Personal information
- Full name: William Thomas Daniel Hanson
- Born: 21 April 1982 (age 44) Leicester, Leicestershire, England
- Batting: Right-handed
- Role: Wicket-keeper

Domestic team information
- 2006–2007: Devon
- 2003: Durham UCCE

Career statistics
| Competition | First-class |
| Matches | 3 |
| Runs scored | 13 |
| Batting average | 6.50 |
| 100s/50s | –/– |
| Top score | 9* |
| Balls bowled | – |
| Wickets | – |
| Bowling average | – |
| 5 wickets in innings | – |
| 10 wickets in match | – |
| Best bowling | – |
| Catches/stumpings | 5/3 |
- Source: Cricinfo, 21 August 2011

= William Hanson (cricketer) =

English cricketer

William Thomas Daniel Hanson (born 21 April 1982) is an English cricketer. Hanson is a right-handed batsman who fields as a wicket-keeper. He was born in Leicester, Leicestershire.

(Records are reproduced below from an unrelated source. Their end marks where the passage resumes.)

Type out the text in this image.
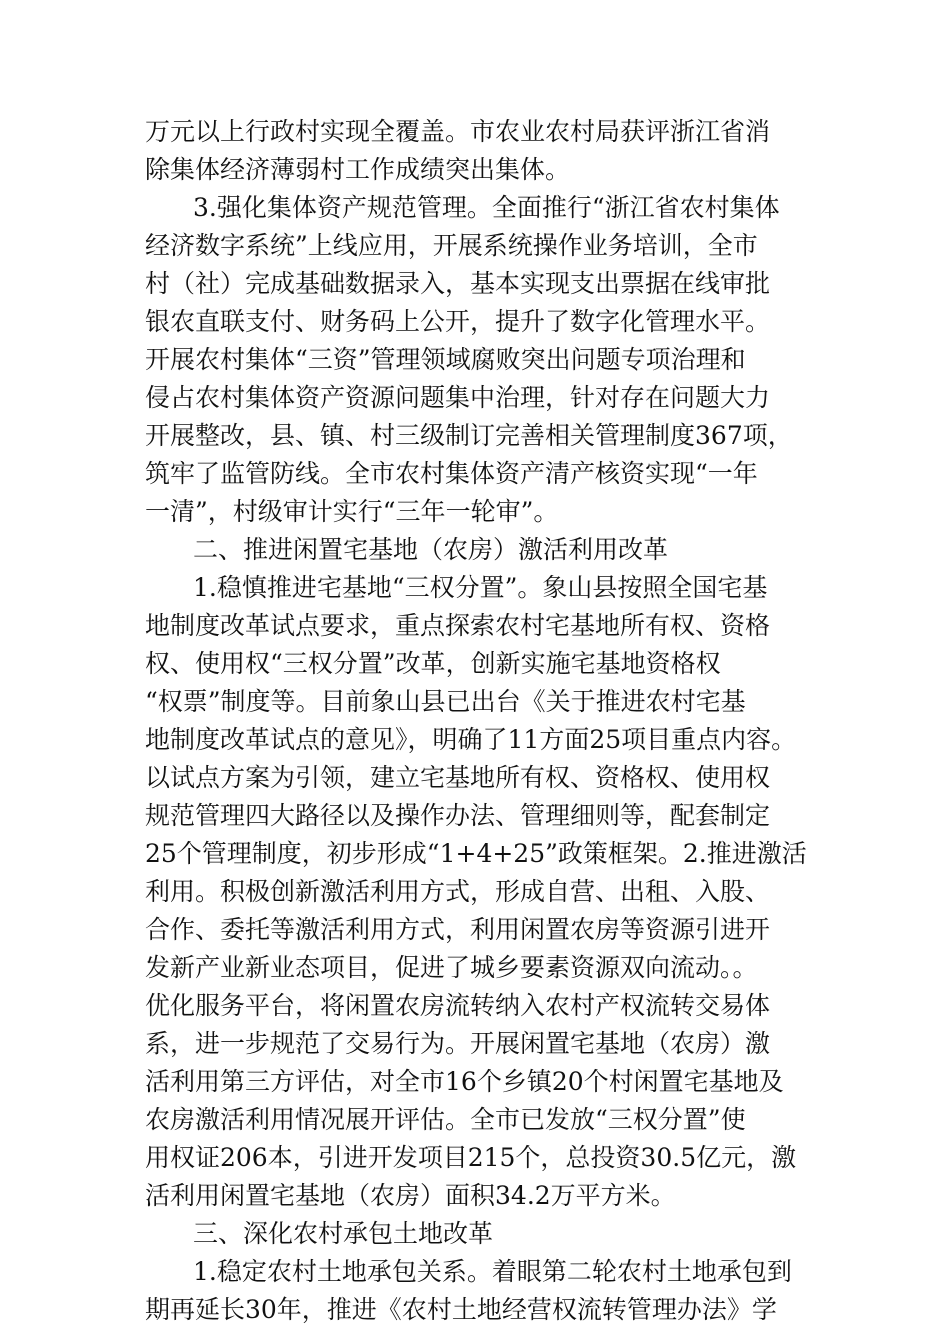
万元以上行政村实现全覆盖。市农业农村局获评浙江省消
除集体经济薄弱村工作成绩突出集体。
3.强化集体资产规范管理。全面推行“浙江省农村集体
经济数字系统”上线应用，开展系统操作业务培训，全市
村（社）完成基础数据录入，基本实现支出票据在线审批
银农直联支付、财务码上公开，提升了数字化管理水平。
开展农村集体“三资”管理领域腐败突出问题专项治理和
侵占农村集体资产资源问题集中治理，针对存在问题大力
开展整改，县、镇、村三级制订完善相关管理制度367项，
筑牢了监管防线。全市农村集体资产清产核资实现“一年
一清”，村级审计实行“三年一轮审”。
二、推进闲置宅基地（农房）激活利用改革
1.稳慎推进宅基地“三权分置”。象山县按照全国宅基
地制度改革试点要求，重点探索农村宅基地所有权、资格
权、使用权“三权分置”改革，创新实施宅基地资格权
“权票”制度等。目前象山县已出台《关于推进农村宅基
地制度改革试点的意见》，明确了11方面25项目重点内容。
以试点方案为引领，建立宅基地所有权、资格权、使用权
规范管理四大路径以及操作办法、管理细则等，配套制定
25个管理制度，初步形成“1+4+25”政策框架。2.推进激活
利用。积极创新激活利用方式，形成自营、出租、入股、
合作、委托等激活利用方式，利用闲置农房等资源引进开
发新产业新业态项目，促进了城乡要素资源双向流动。。
优化服务平台，将闲置农房流转纳入农村产权流转交易体
系，进一步规范了交易行为。开展闲置宅基地（农房）激
活利用第三方评估，对全市16个乡镇20个村闲置宅基地及
农房激活利用情况展开评估。全市已发放“三权分置”使
用权证206本，引进开发项目215个，总投资30.5亿元，激
活利用闲置宅基地（农房）面积34.2万平方米。
三、深化农村承包土地改革
1.稳定农村土地承包关系。着眼第二轮农村土地承包到
期再延长30年，推进《农村土地经营权流转管理办法》学
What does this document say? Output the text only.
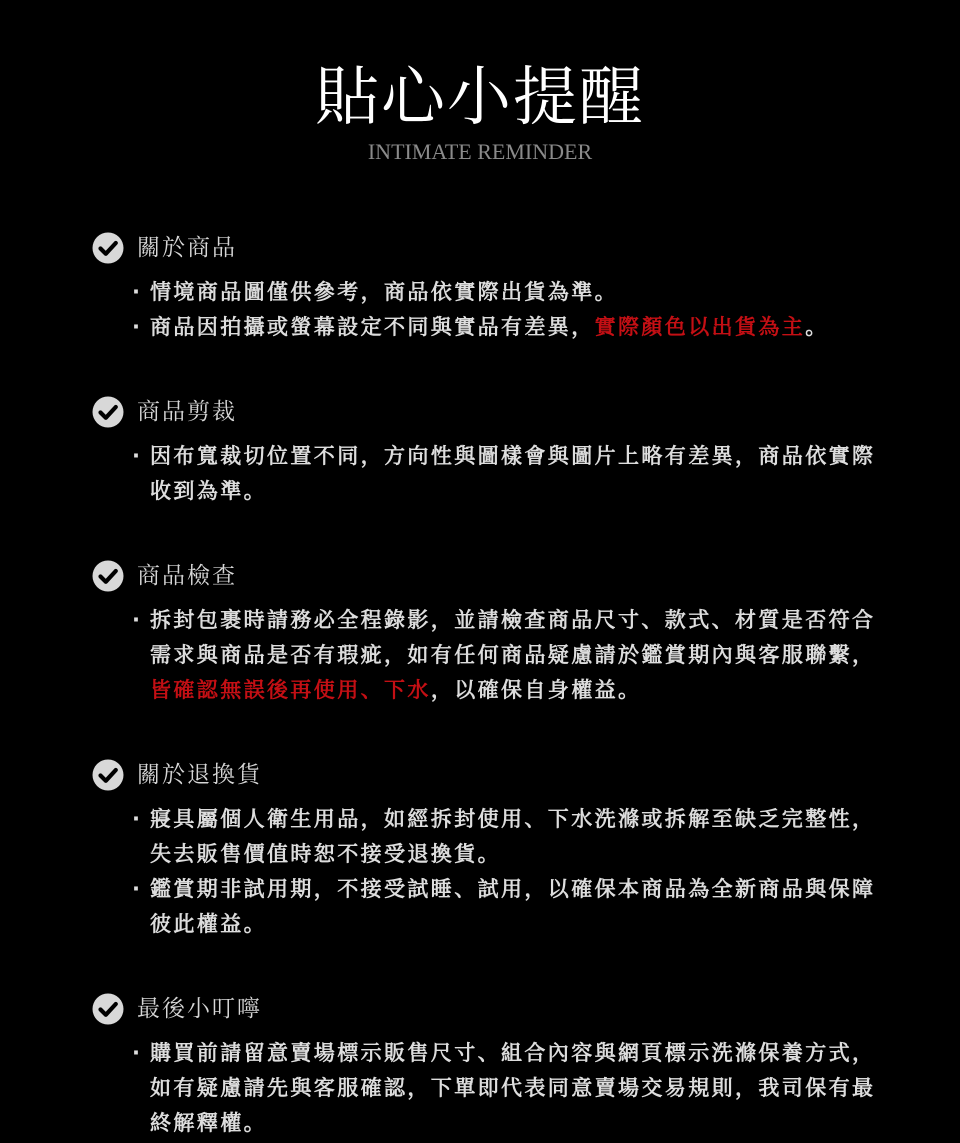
貼心小提醒
INTIMATE REMINDER
關於商品
· 情境商品圖僅供參考，商品依實際出貨為準。
· 商品因拍攝或螢幕設定不同與實品有差異，實際顏色以出貨為主。
商品剪裁
· 因布寬裁切位置不同，方向性與圖樣會與圖片上略有差異，商品依實際收到為準。
商品檢查
· 拆封包裹時請務必全程錄影，並請檢查商品尺寸、款式、材質是否符合需求與商品是否有瑕疵，如有任何商品疑慮請於鑑賞期內與客服聯繫，皆確認無誤後再使用、下水，以確保自身權益。
關於退換貨
· 寢具屬個人衛生用品，如經拆封使用、下水洗滌或拆解至缺乏完整性，失去販售價值時恕不接受退換貨。
· 鑑賞期非試用期，不接受試睡、試用，以確保本商品為全新商品與保障彼此權益。
最後小叮嚀
· 購買前請留意賣場標示販售尺寸、組合內容與網頁標示洗滌保養方式，如有疑慮請先與客服確認，下單即代表同意賣場交易規則，我司保有最終解釋權。
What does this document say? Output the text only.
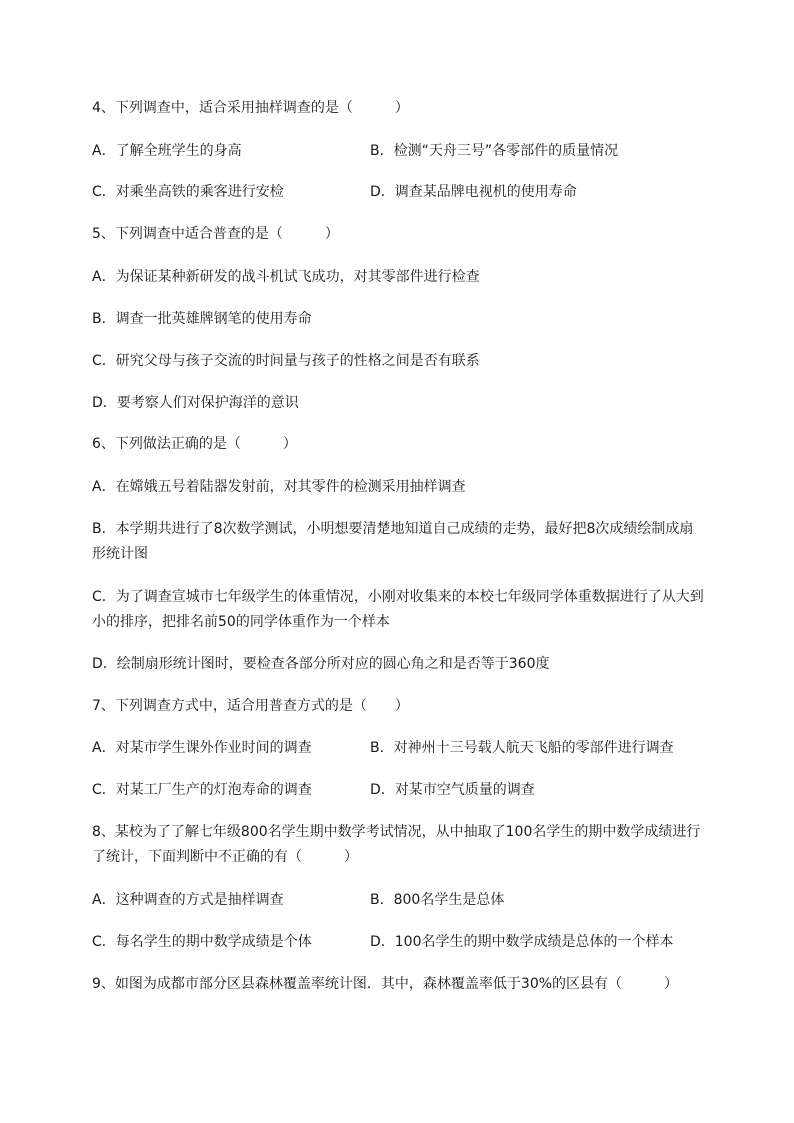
4、下列调查中，适合采用抽样调查的是（　　　）
A．了解全班学生的身高	B．检测“天舟三号”各零部件的质量情况
C．对乘坐高铁的乘客进行安检	D．调查某品牌电视机的使用寿命
5、下列调查中适合普查的是（　　　）
A．为保证某种新研发的战斗机试飞成功，对其零部件进行检查
B．调查一批英雄牌钢笔的使用寿命
C．研究父母与孩子交流的时间量与孩子的性格之间是否有联系
D．要考察人们对保护海洋的意识
6、下列做法正确的是（　　　）
A．在嫦娥五号着陆器发射前，对其零件的检测采用抽样调查
B．本学期共进行了8次数学测试，小明想要清楚地知道自己成绩的走势，最好把8次成绩绘制成扇
形统计图
C．为了调查宣城市七年级学生的体重情况，小刚对收集来的本校七年级同学体重数据进行了从大到
小的排序，把排名前50的同学体重作为一个样本
D．绘制扇形统计图时，要检查各部分所对应的圆心角之和是否等于360度
7、下列调查方式中，适合用普查方式的是（　　）
A．对某市学生课外作业时间的调查	B．对神州十三号载人航天飞船的零部件进行调查
C．对某工厂生产的灯泡寿命的调查	D．对某市空气质量的调查
8、某校为了了解七年级800名学生期中数学考试情况，从中抽取了100名学生的期中数学成绩进行
了统计，下面判断中不正确的有（　　　）
A．这种调查的方式是抽样调查	B．800名学生是总体
C．每名学生的期中数学成绩是个体	D．100名学生的期中数学成绩是总体的一个样本
9、如图为成都市部分区县森林覆盖率统计图．其中，森林覆盖率低于30%的区县有（　　　）
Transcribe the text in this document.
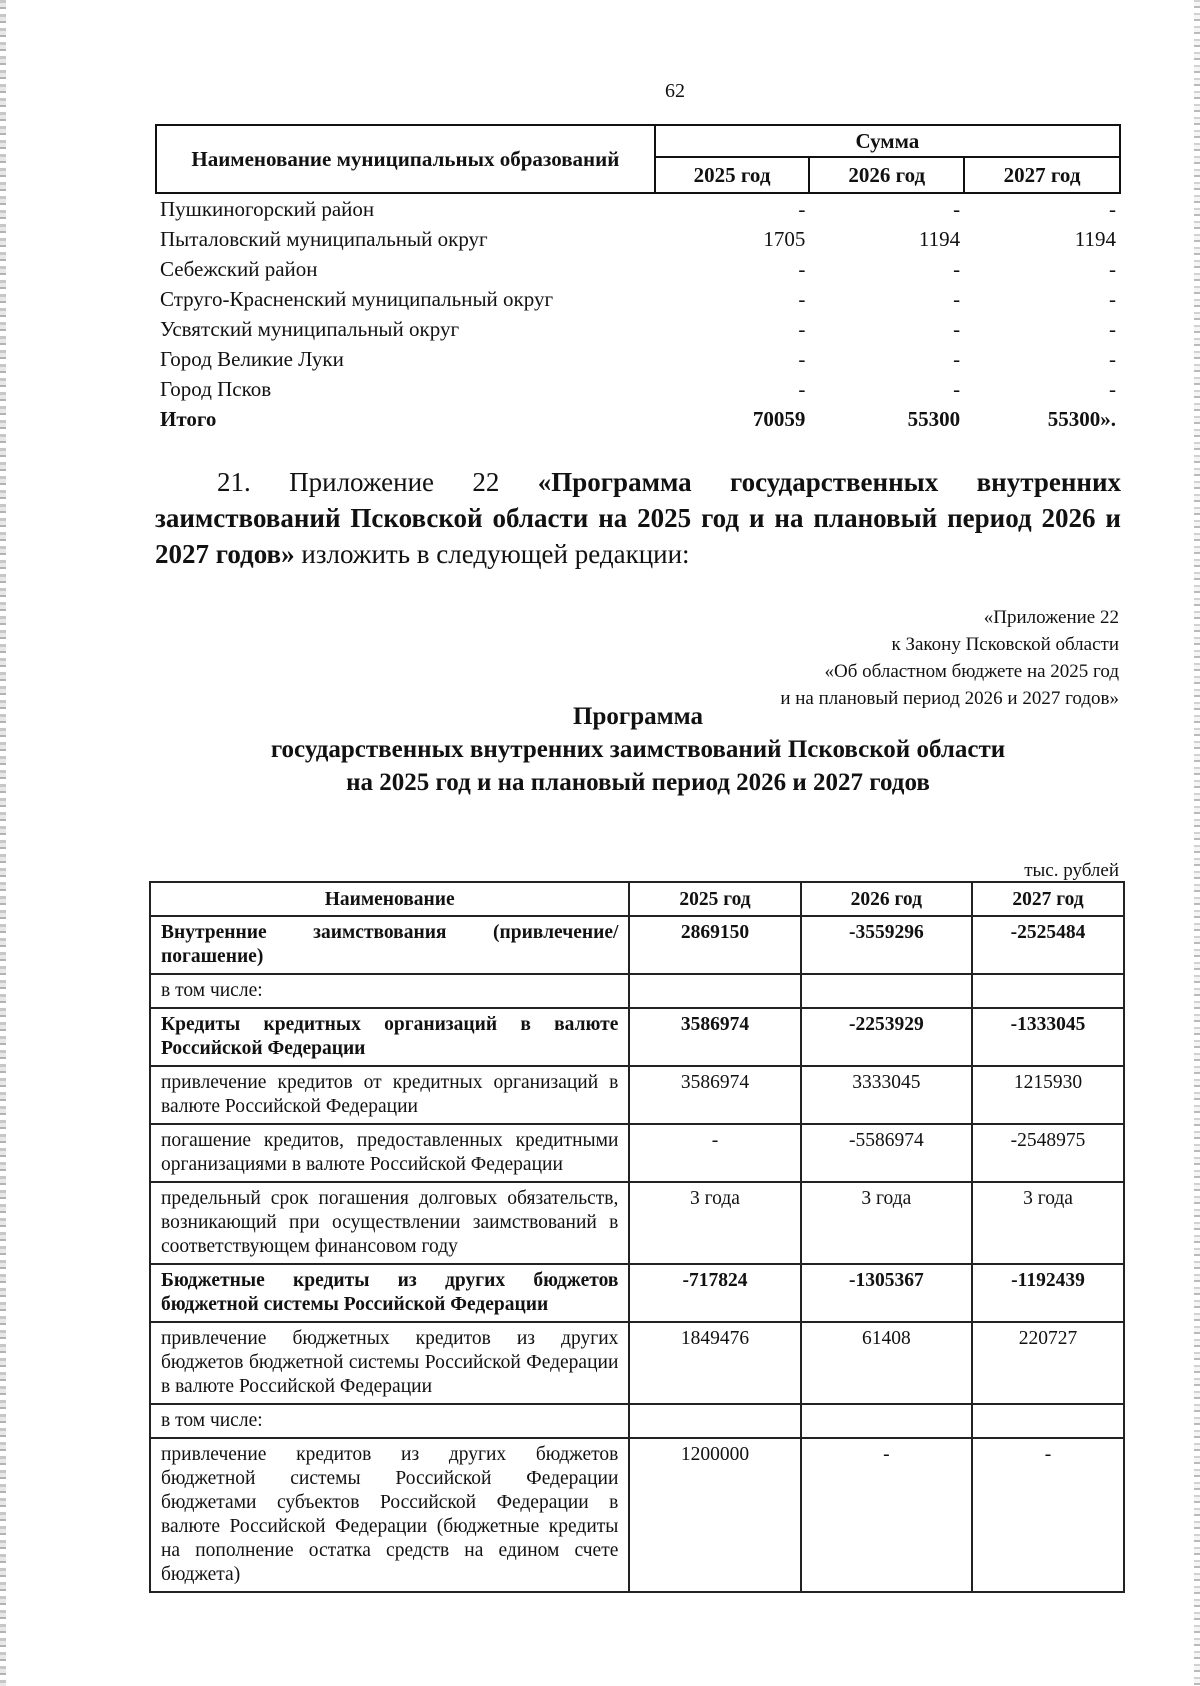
62
Наименование муниципальных образований	Сумма		
	2025 год	2026 год	2027 год
Пушкиногорский район	-	-	-
Пыталовский муниципальный округ	1705	1194	1194
Себежский район	-	-	-
Струго-Красненский муниципальный округ	-	-	-
Усвятский муниципальный округ	-	-	-
Город Великие Луки	-	-	-
Город Псков	-	-	-
Итого	70059	55300	55300».
21. Приложение 22 «Программа государственных внутренних заимствований Псковской области на 2025 год и на плановый период 2026 и 2027 годов» изложить в следующей редакции:
«Приложение 22
к Закону Псковской области
«Об областном бюджете на 2025 год
и на плановый период 2026 и 2027 годов»
Программа
государственных внутренних заимствований Псковской области
на 2025 год и на плановый период 2026 и 2027 годов
тыс. рублей
Наименование	2025 год	2026 год	2027 год
Внутренние заимствования (привлечение/погашение)	2869150	-3559296	-2525484
в том числе:			
Кредиты кредитных организаций в валюте Российской Федерации	3586974	-2253929	-1333045
привлечение кредитов от кредитных организаций в валюте Российской Федерации	3586974	3333045	1215930
погашение кредитов, предоставленных кредитными организациями в валюте Российской Федерации	-	-5586974	-2548975
предельный срок погашения долговых обязательств, возникающий при осуществлении заимствований в соответствующем финансовом году	3 года	3 года	3 года
Бюджетные кредиты из других бюджетов бюджетной системы Российской Федерации	-717824	-1305367	-1192439
привлечение бюджетных кредитов из других бюджетов бюджетной системы Российской Федерации в валюте Российской Федерации	1849476	61408	220727
в том числе:			
привлечение кредитов из других бюджетов бюджетной системы Российской Федерации бюджетами субъектов Российской Федерации в валюте Российской Федерации (бюджетные кредиты на пополнение остатка средств на едином счете бюджета)	1200000	-	-
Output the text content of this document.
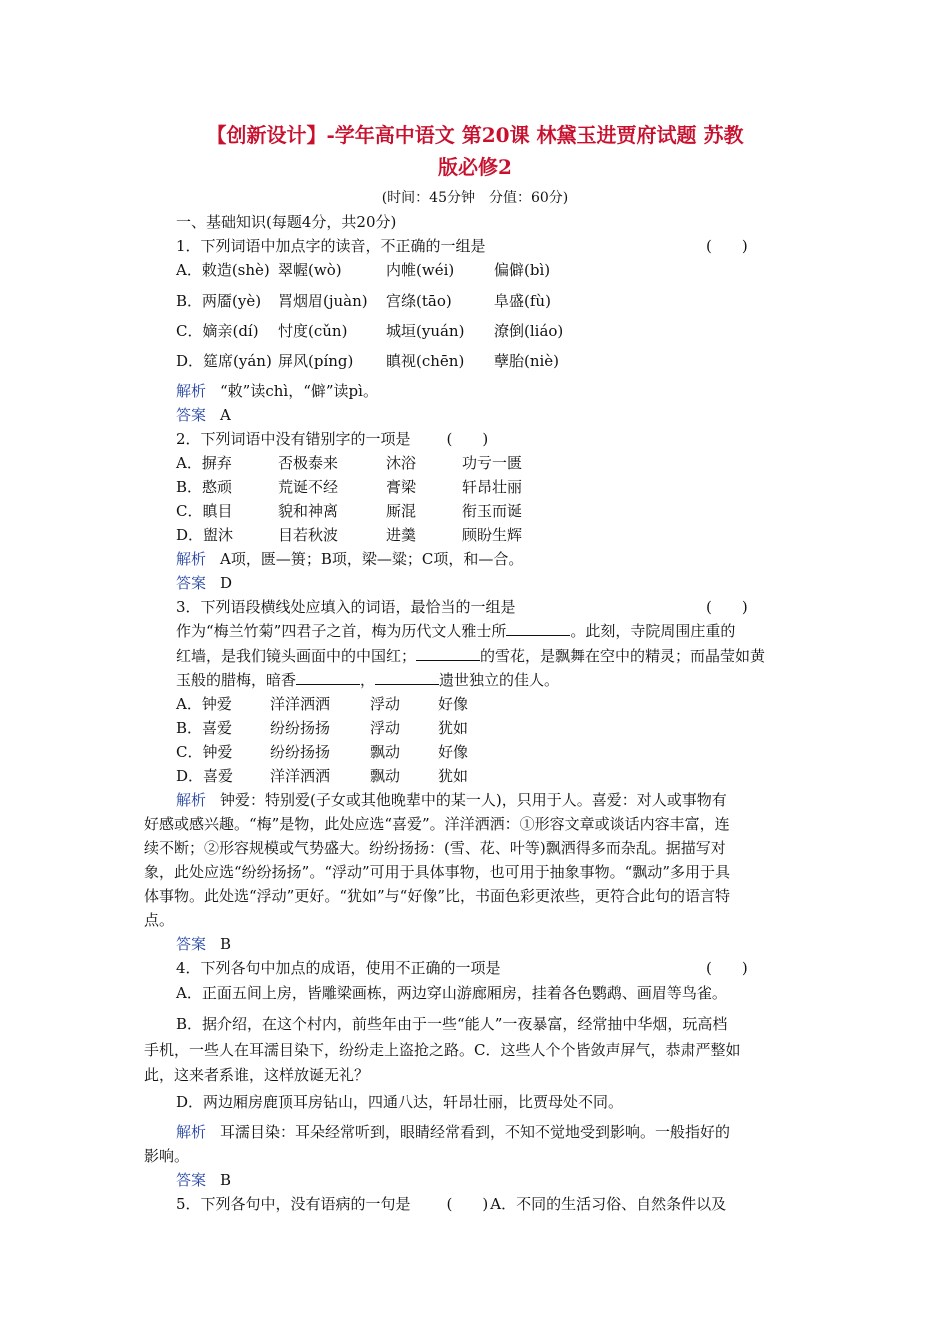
【创新设计】-学年高中语文 第20课 林黛玉进贾府试题 苏教
版必修2
(时间：45分钟　分值：60分)
一、基础知识(每题4分，共20分)
1．下列词语中加点字的读音，不正确的一组是	(　　)
A．敕造(shè) 翠幄(wò)	内帷(wéi)	偏僻(bì)
B．两靥(yè) 罥烟眉(juàn) 宫绦(tāo)	阜盛(fù)
C．嫡亲(dí) 忖度(cǔn)	城垣(yuán) 潦倒(liáo)
D．筵席(yán) 屏风(píng) 瞋视(chēn) 孽胎(niè)
解析 “敕”读chì，“僻”读pì。
答案 A
2．下列词语中没有错别字的一项是 (　　)
A．摒弃	否极泰来	沐浴	功亏一匮
B．憨顽	荒诞不经	膏梁	轩昂壮丽
C．瞋目	貌和神离	厮混	衔玉而诞
D．盥沐	目若秋波	进羹	顾盼生辉
解析 A项，匮—篑；B项，梁—粱；C项，和—合。
答案 D
3．下列语段横线处应填入的词语，最恰当的一组是	(　　)
作为“梅兰竹菊”四君子之首，梅为历代文人雅士所	。此刻，寺院周围庄重的
红墙，是我们镜头画面中的中国红；	的雪花，是飘舞在空中的精灵；而晶莹如黄
玉般的腊梅，暗香	，	遗世独立的佳人。
A．钟爱	洋洋洒洒	浮动	好像
B．喜爱	纷纷扬扬	浮动	犹如
C．钟爱	纷纷扬扬	飘动	好像
D．喜爱 洋洋洒洒	飘动	犹如
解析 钟爱：特别爱(子女或其他晚辈中的某一人)，只用于人。喜爱：对人或事物有
好感或感兴趣。“梅”是物，此处应选“喜爱”。洋洋洒洒：①形容文章或谈话内容丰富，连
续不断；②形容规模或气势盛大。纷纷扬扬：(雪、花、叶等)飘洒得多而杂乱。据描写对
象，此处应选“纷纷扬扬”。“浮动”可用于具体事物，也可用于抽象事物。“飘动”多用于具
体事物。此处选“浮动”更好。“犹如”与“好像”比，书面色彩更浓些，更符合此句的语言特
点。
答案 B
4．下列各句中加点的成语，使用不正确的一项是	(　　)
A．正面五间上房，皆雕梁画栋，两边穿山游廊厢房，挂着各色鹦鹉、画眉等鸟雀。
B．据介绍，在这个村内，前些年由于一些“能人”一夜暴富，经常抽中华烟，玩高档
手机，一些人在耳濡目染下，纷纷走上盗抢之路。C．这些人个个皆敛声屏气，恭肃严整如
此，这来者系谁，这样放诞无礼？
D．两边厢房鹿顶耳房钻山，四通八达，轩昂壮丽，比贾母处不同。
解析 耳濡目染：耳朵经常听到，眼睛经常看到，不知不觉地受到影响。一般指好的
影响。
答案 B
5．下列各句中，没有语病的一句是 (　　) A．不同的生活习俗、自然条件以及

While studying for his degree at Durham University, Hanson made his first-class debut for Durham UCCE against Nottinghamshire in 2003. He made two further first-class appearance in 2003, against Durham and Lancashire. In his three first-class matches, he scored 13 runs at an average of 6.50, with a high score of 9 not out. Behind the stumps he took 5 catches and made a single stumping.

In 2006, he made his debut for Devon in the 2006 MCCA Knockout Trophy against Wales Minor Counties. The following year he made a further appearance for Devon in that competition against Berkshire, which was his final appearance for Devon.

He is currently a sports and cricket coach at St Paul's School, London.